Нелюбящий побежден. Но что это значит, что он побежден? Это значит, что он побежден добром, истиной. И чего же желает любящий? Он хочет завоевать его для добра и истины. Но быть побежденным, когда это означает быть завоеванным для добра и истины, разве это унизительно? Посмотрите на любовь и примирение. Любящий вообще не позволяет этому проявиться, и ему даже в голову не приходит, что он победил, что он победитель – нет, победило добро. Чтобы избавиться от унижения и оскорбления, любящий ставит между собой и нелюбящим высшее и тем самым удаляет себя. Когда между человеком и человеком нет третьего, любые такие отношения становится ложными, либо слишком страстными, либо слишком обидными. Это третье, которое философы назвали бы идеей, есть истина, добро или, вернее, отношения с Богом; это третье в одних случаях является охлаждающим, в других – смягчаюшим элементом. Поистине, любящий слишком любит, чтобы таким образом противопоставить себя побежденному, и самому быть победителем, наслаждающимся победой – в то время как другой – побежденный; так желать властвовать над другим человеком – это именно нелюбовь. С помощью третьего, которого любящий ставит между ними, они оба смиряются: ибо любящий смиряется перед добром, чьим смиренным слугой он является, и, как он сам признается, в немощи; а побежденный смиряется не перед любящим, а перед добром. Но когда в отношениях между двумя смиряются оба, нет ничего унизительного ни для кого из них. О, какой изобретательной может быть любовь, какой она мастер на все руки!
Вы бы предпочли, чтобы я, как говорится, говорил более серьезно? О, вы можете подумать, что любящий предпочел бы, чтобы я говорил так; ибо даже в связи с тем, что захватывает с серьезностью вечности, есть радость от успеха, из-за которой он предпочитает говорить именно так. В том, чтобы говорить серьезно, есть и некоторая застенчивость, и опять-таки забота о том, кто оказался неправ. Увы, примирение в любви часто может быть неудачным, потому что человек воспринял его слишком серьезно, то есть потому, что не научился у Бога искусству (а этому учатся у Бога) самому быть достаточно серьезным, но делать это так легко, насколько может позволить даже истина. Никогда не верьте, что серьезность – это угрюмость, никогда не верьте, что это и есть серьезность, это искаженное лицо, на которое жалко смотреть: о, никто никогда не был серьезным, кто не научился бы от серьезности тому, что можно также казаться слишком серьезным. Когда желание завоевать своего врага действительно станет вашей второй натурой, вы также настолько освоитесь с такого рода задачами, что они будут занимать вас только как задачи искусства. Если в вас постоянно ощущается свежий приток любви, если с источником этого запаса все в порядке, тогда есть время проявлять изобретательность. Но если в самом человеке есть противодействие, если, соблюдая строгие заповеди закона, он заставляет себя пойти на примирение со своим врагом, то дело легко может стать слишком серьезным и потерпеть неудачу именно из—за чрезмерной серьезности. Но эта “великая серьезность", какой бы достойной она ни была, особенно в отличии от непримиримости, все же не то, к чему мы должны стремиться. Нет, истинный любящий очень изобретателен.

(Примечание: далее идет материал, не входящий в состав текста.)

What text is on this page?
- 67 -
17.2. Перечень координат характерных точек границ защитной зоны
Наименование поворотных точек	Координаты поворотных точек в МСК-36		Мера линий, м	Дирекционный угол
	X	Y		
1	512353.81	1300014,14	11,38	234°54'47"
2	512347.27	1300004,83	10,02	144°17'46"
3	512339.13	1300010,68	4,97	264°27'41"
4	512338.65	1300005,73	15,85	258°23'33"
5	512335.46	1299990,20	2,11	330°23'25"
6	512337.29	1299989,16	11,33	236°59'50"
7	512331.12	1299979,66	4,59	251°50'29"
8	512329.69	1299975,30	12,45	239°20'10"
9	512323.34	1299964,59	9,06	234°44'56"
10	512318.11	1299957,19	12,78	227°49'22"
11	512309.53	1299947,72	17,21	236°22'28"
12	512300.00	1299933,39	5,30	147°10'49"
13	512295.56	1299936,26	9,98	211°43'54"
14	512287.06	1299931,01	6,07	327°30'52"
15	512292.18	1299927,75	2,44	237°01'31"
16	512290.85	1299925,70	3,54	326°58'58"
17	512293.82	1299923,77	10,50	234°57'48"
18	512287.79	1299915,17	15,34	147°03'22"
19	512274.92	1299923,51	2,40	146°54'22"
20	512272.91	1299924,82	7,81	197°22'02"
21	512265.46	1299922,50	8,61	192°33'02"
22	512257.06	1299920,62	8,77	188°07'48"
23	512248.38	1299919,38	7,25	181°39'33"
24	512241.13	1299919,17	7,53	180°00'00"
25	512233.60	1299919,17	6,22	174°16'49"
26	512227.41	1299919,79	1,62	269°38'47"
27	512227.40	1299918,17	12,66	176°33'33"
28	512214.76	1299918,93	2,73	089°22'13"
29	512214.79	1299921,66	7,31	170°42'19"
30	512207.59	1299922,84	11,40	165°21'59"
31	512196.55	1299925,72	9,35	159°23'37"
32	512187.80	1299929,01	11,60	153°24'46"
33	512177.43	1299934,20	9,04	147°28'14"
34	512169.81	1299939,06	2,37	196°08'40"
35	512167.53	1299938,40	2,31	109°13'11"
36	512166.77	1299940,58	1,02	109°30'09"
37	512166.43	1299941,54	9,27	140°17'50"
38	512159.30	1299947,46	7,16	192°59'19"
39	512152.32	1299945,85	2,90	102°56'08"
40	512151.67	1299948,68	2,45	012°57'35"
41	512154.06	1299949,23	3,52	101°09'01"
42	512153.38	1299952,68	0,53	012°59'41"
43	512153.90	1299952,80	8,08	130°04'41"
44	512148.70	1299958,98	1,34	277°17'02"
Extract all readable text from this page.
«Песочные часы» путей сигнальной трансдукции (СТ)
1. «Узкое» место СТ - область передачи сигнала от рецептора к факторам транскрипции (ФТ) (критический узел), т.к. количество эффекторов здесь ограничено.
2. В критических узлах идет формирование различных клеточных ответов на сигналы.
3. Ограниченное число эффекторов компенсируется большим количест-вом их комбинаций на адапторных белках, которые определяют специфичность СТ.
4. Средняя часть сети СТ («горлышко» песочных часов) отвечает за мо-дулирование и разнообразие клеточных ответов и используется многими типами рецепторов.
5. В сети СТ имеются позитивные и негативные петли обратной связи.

Так и любящий тоже что-то скрывает от побежденного. Но не так, как это делает слабый потакатель, скрывающий истину: ибо любящий скрывает себя. Чтобы не беспокоить побежденного, он присутствует, только как бы тайно, тогда как на самом деле присутствует возвышенное величие добра и истины. Если только быть внимательным к тому, что это нечто настолько возвышенное присутствует, то небольшое различие между человеком и человеком легко исчезает. И именно так всегда поступает любовь. Истинно любящий, который ни за что не допустит в своем сердце смутиться любимой девушке, передаст ей истину так, чтобы она не заметила, что он учит ее. Он вызывает из нее истину; он вкладывает ее в ее уста; и поэтому он слышит не себя, но ее слова; или он продвигает истину и скрывает себя. Неужели для нее унизительно познать истину таким образом?
Так же и с побежденным, о котором мы говорим. Выражение боли за прошлое, уныние по поводу своего беззакония, молитва о прощении – все это любящий в определенном смысле принимает, но тотчас же с священным ужасом отталкивает их в сторону, как отбрасывают то, что ему не принадлежит; то есть он показывает, что это ему не принадлежит; он переводит все в высшую категорию, все отдавая Богу как Тому, Кому оно принадлежит.